Chef Bob Truitt of Corton - Biography

New York, NY

October 2011

Robert Truitt’s love affair with the pastry arts began in 2000 in his hometown of Philadelphia. After a first job in the industry apprenticing to James Beard Award-winning chef Guillermo Pernot at the now closed ¡Pasión!, Truitt joined restaurateur Stephen Starr’s popular Buddakan as assistant pastry chef and then worked with Chef Masaharu Morimoto on the opening of his stateside debut in Philadelphia. Truitt eventually partnered with friend and mentor Will Goldfarb in 2005 as chef de cuisine of his new experimental dessert bar Room 4 Dessert in New York. In 2007, Truitt made his way to Catalonia to stage at the legendary el Bulli. Under the mentorship of Albert Adrià, Truitt learned how to look at ingredients and traditional techniques with a different point of view. Back in New York, Truitt’s next move brought him to Chef Paul Liebrandt and his Tribeca restaurant Corton.
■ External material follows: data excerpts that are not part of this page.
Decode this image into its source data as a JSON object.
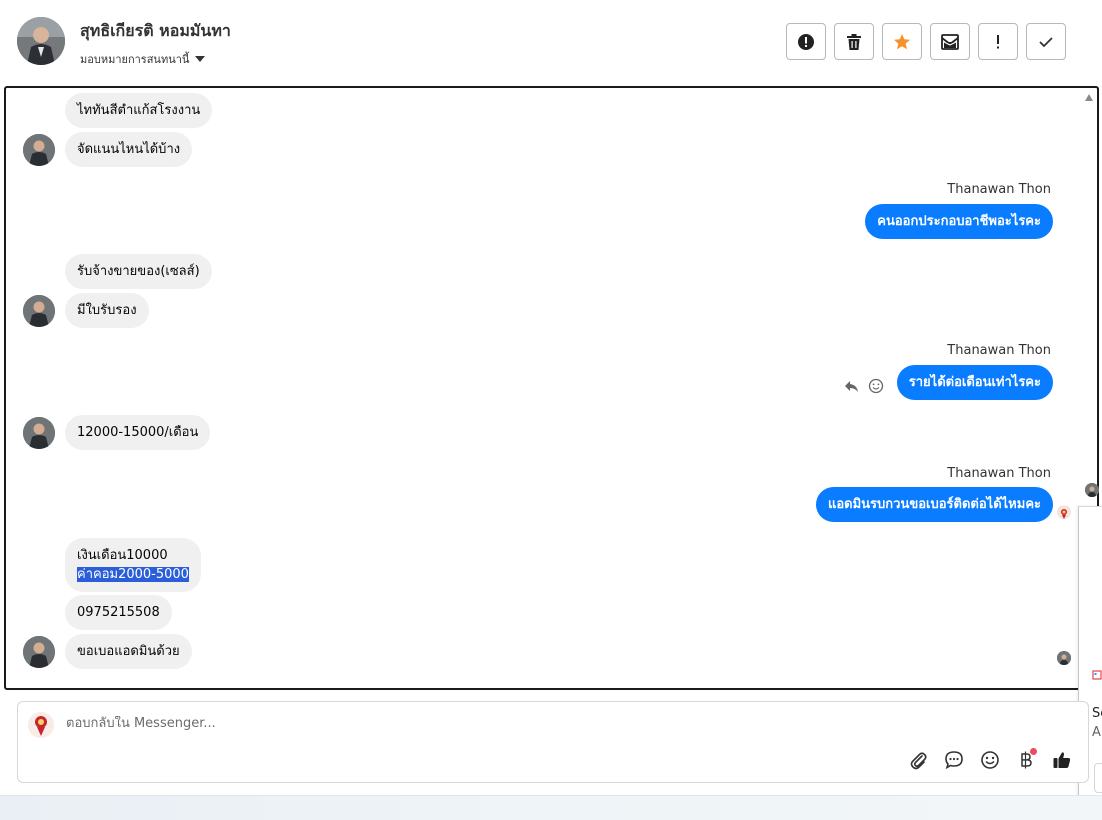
{
  "header": {
    "contact_name": "สุทธิเกียรติ หอมมันทา",
    "assign_label": "มอบหมายการสนทนานี้",
    "actions": [
      {
        "icon": "alert-circle-icon",
        "name": "spam-button"
      },
      {
        "icon": "trash-icon",
        "name": "delete-button"
      },
      {
        "icon": "star-icon",
        "name": "star-button"
      },
      {
        "icon": "mark-unread-icon",
        "name": "mark-unread-button"
      },
      {
        "icon": "exclamation-icon",
        "name": "important-button"
      },
      {
        "icon": "check-icon",
        "name": "done-button"
      }
    ]
  },
  "messages": {
    "m1": "ไททันสีตำแก้สโรงงาน",
    "m2": "จัดแนนไหนได้บ้าง",
    "sender1": "Thanawan Thon",
    "m3": "คนออกประกอบอาชีพอะไรคะ",
    "m4": "รับจ้างขายของ(เซลส์)",
    "m5": "มีใบรับรอง",
    "sender2": "Thanawan Thon",
    "m6": "รายได้ต่อเดือนเท่าไรคะ",
    "m7": "12000-15000/เดือน",
    "sender3": "Thanawan Thon",
    "m8": "แอดมินรบกวนขอเบอร์ติดต่อได้ไหมคะ",
    "m9_line1": "เงินเดือน10000",
    "m9_line2": "ค่าคอม2000-5000",
    "m10": "0975215508",
    "m11": "ขอเบอแอดมินด้วย"
  },
  "composer": {
    "placeholder": "ตอบกลับใน Messenger...",
    "icons": [
      "paperclip-icon",
      "chat-bubble-icon",
      "smiley-icon",
      "baht-icon",
      "thumbs-up-icon"
    ]
  },
  "side_panel": {
    "text1": "Se",
    "text2": "A"
  },
  "colors": {
    "outgoing_bubble": "#0a7cff",
    "incoming_bubble": "#f0f0f0",
    "star": "#f6922b",
    "notification_dot": "#ee4b5c"
  }
}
Truitt complements Liebrandt’s modern French cuisine with whimsical, texturally engaging creations, including the Caramel Brioche, which was selected as one of The New York Times “Best New Restaurant Dishes of 2008.” Since Truitt joined Corton, the restaurant has received three stars from The New York Times, six stars from Time Out New York, and four stars from New York Magazine. It was also nominated for “Best New Restaurant” by the James Beard Foundation.